Dengan rumusan masalah ini, penelitian bertujuan untuk tidak hanya menjawab pertanyaan "mengapa" dan "bagaimana" orang berselingkuh, tetapi juga membuka wacana baru mengenai kerapuhan, pertumbuhan, dan ambivalensi manusia dalam relasi intim. Perspektif ini diharapkan dapat menjadi sumbangan terhadap diskursus relasi kontemporer yang lebih dewasa secara emosional dan kompleks secara epistemologis.
II. Landasan Teoritis
A. Tinjauan Pustaka: Perspektif Psikologi Hubungan, Antropologi Relasi, dan Etika Sosial
Fenomena perselingkuhan telah menjadi perhatian dalam berbagai disiplin ilmu, mulai dari psikologi klinis hingga studi kebudayaan. Namun, kecenderungan untuk mereduksi kompleksitas tindakan ini ke dalam satu domain tunggal sering kali menghasilkan analisis yang kurang menyeluruh. Oleh karena itu, tinjauan pustaka ini akan mengurai secara multidisipliner pendekatan-pendekatan teoretis yang relevan untuk membingkai fenomena perselingkuhan secara utuh.

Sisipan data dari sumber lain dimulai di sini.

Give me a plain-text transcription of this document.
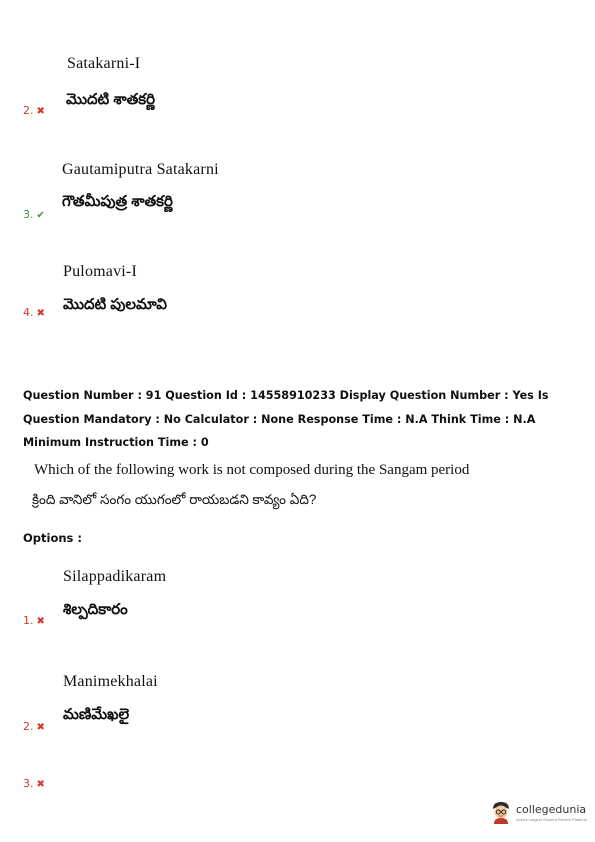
Satakarni-I
2. ✖
మొదటి శాతకర్ణి
Gautamiputra Satakarni
3. ✔
గౌతమీపుత్ర శాతకర్ణి
Pulomavi-I
4. ✖
మొదటి పులమావి
Question Number : 91 Question Id : 14558910233 Display Question Number : Yes Is Question Mandatory : No Calculator : None Response Time : N.A Think Time : N.A Minimum Instruction Time : 0
Which of the following work is not composed during the Sangam period
క్రింది వానిలో సంగం యుగంలో రాయబడని కావ్యం ఏది?
Options :
Silappadikaram
1. ✖
శిల్పదికారం
Manimekhalai
2. ✖
మణిమేఖలై
3. ✖
collegedunia
India's Largest Student Review Platform
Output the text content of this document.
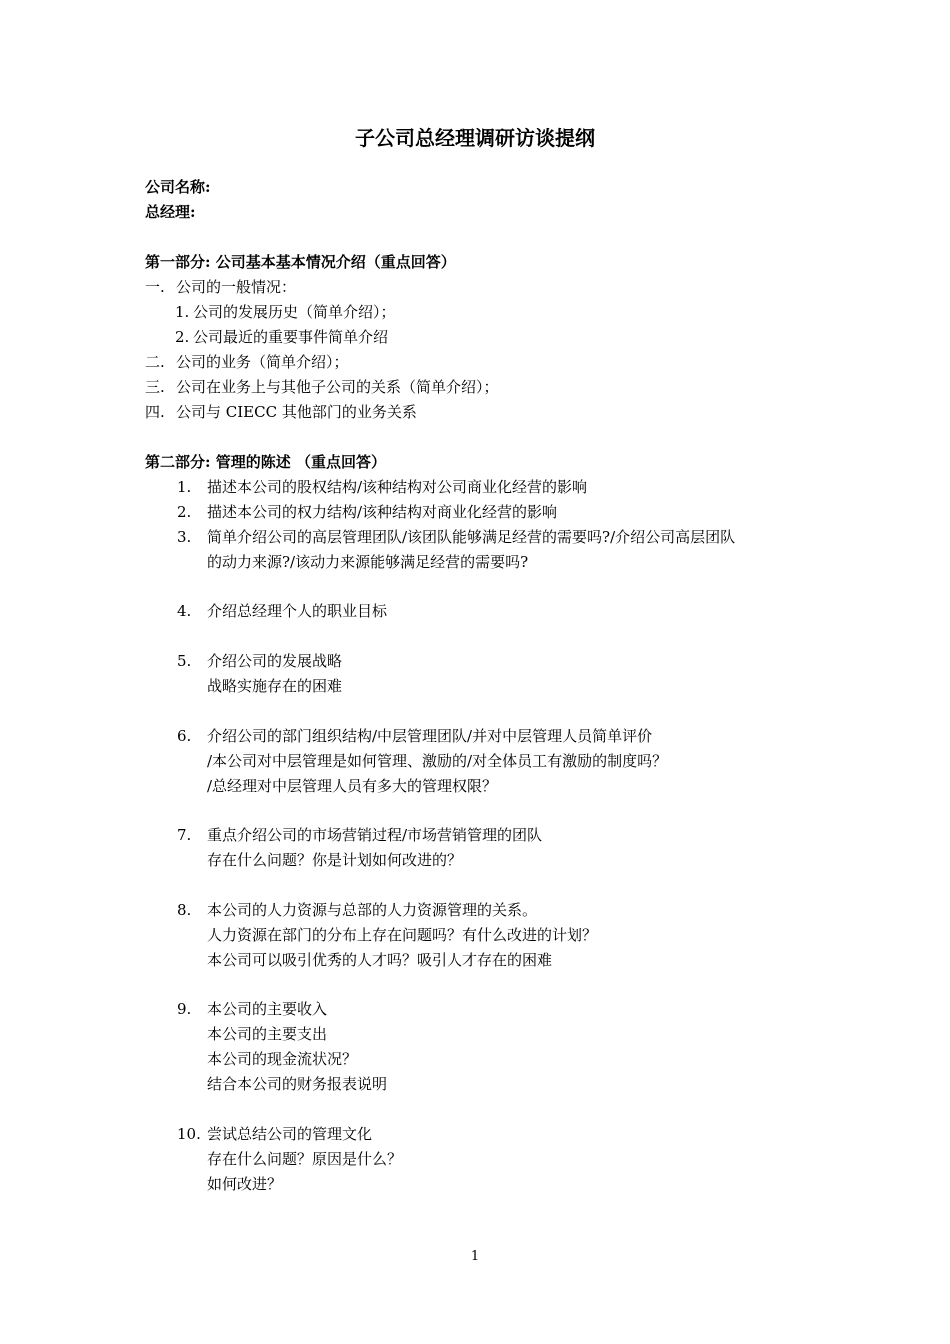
子公司总经理调研访谈提纲
公司名称:
总经理:
第一部分: 公司基本基本情况介绍（重点回答）
一. 公司的一般情况：
1. 公司的发展历史（简单介绍）；
2. 公司最近的重要事件简单介绍
二. 公司的业务（简单介绍）；
三. 公司在业务上与其他子公司的关系（简单介绍）；
四. 公司与 CIECC 其他部门的业务关系
第二部分: 管理的陈述 （重点回答）
1.	描述本公司的股权结构/该种结构对公司商业化经营的影响
2.	描述本公司的权力结构/该种结构对商业化经营的影响
3.	简单介绍公司的高层管理团队/该团队能够满足经营的需要吗?/介绍公司高层团队
的动力来源?/该动力来源能够满足经营的需要吗?
4.	介绍总经理个人的职业目标
5.	介绍公司的发展战略
战略实施存在的困难
6.	介绍公司的部门组织结构/中层管理团队/并对中层管理人员简单评价
/本公司对中层管理是如何管理、激励的/对全体员工有激励的制度吗？
/总经理对中层管理人员有多大的管理权限？
7.	重点介绍公司的市场营销过程/市场营销管理的团队
存在什么问题？你是计划如何改进的？
8.	本公司的人力资源与总部的人力资源管理的关系。
人力资源在部门的分布上存在问题吗？有什么改进的计划？
本公司可以吸引优秀的人才吗？吸引人才存在的困难
9.	本公司的主要收入
本公司的主要支出
本公司的现金流状况？
结合本公司的财务报表说明
10. 尝试总结公司的管理文化
存在什么问题？原因是什么？
如何改进？
1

1. Psikologi Hubungan dan Teori Keterikatan
Dalam psikologi, perselingkuhan sering dikaji dalam konteks teori keterikatan (attachment theory) sebagaimana dikembangkan oleh John Bowlby (1969) dan dikembangkan lebih lanjut oleh Mary Ainsworth dan Hazan & Shaver. Gaya keterikatan dewasa---secure, anxious, avoidant---berkorelasi kuat dengan pola hubungan yang cenderung stabil maupun disfungsional. Individu dengan gaya keterikatan anxious atau avoidant lebih rentan melakukan perselingkuhan sebagai mekanisme coping terhadap rasa takut akan penolakan, kehilangan, atau ketidakmampuan membentuk kedekatan emosional yang sehat.
Sejumlah penelitian (Glass & Wright, 1992; Allen et al., 2005) juga menunjukkan bahwa perselingkuhan tidak semata-mata dimotivasi oleh hasrat seksual, tetapi seringkali merupakan ekspresi dari kebutuhan emosional yang tidak terpenuhi dalam relasi inti. Ketidakpuasan relasional, kebutuhan validasi, dan pengalaman keterasingan dalam relasi menjadi faktor kunci yang memperkuat dorongan untuk mencari koneksi alternatif.
2. Antropologi Relasi dan Relativisme Budaya
Perselingkuhan dalam perspektif antropologis dilihat sebagai produk dari struktur sosial, norma kolektif, serta konstruksi makna yang bervariasi antar budaya. Claude Lvi-Strauss dan Marcel Mauss, misalnya, menyoroti bagaimana relasi intim sering kali merupakan bagian dari sistem pertukaran simbolik, termasuk kekuasaan, status, dan kehormatan.
Di masyarakat yang lebih permisif seperti beberapa negara Barat, hubungan di luar pernikahan dapat dinegosiasikan secara terbuka dalam bentuk konsensual non-monogamy. Sementara dalam masyarakat yang lebih konservatif---termasuk banyak negara Asia dan Timur Tengah---perselingkuhan dianggap sebagai bentuk pengkhianatan moral dan sosial yang berat.
Relativisme budaya terhadap makna "kesetiaan" dan "pengkhianatan" menunjukkan bahwa apa yang dianggap selingkuh bukanlah entitas universal, melainkan konstruk sosial yang dipengaruhi oleh norma, nilai, dan struktur kekuasaan lokal.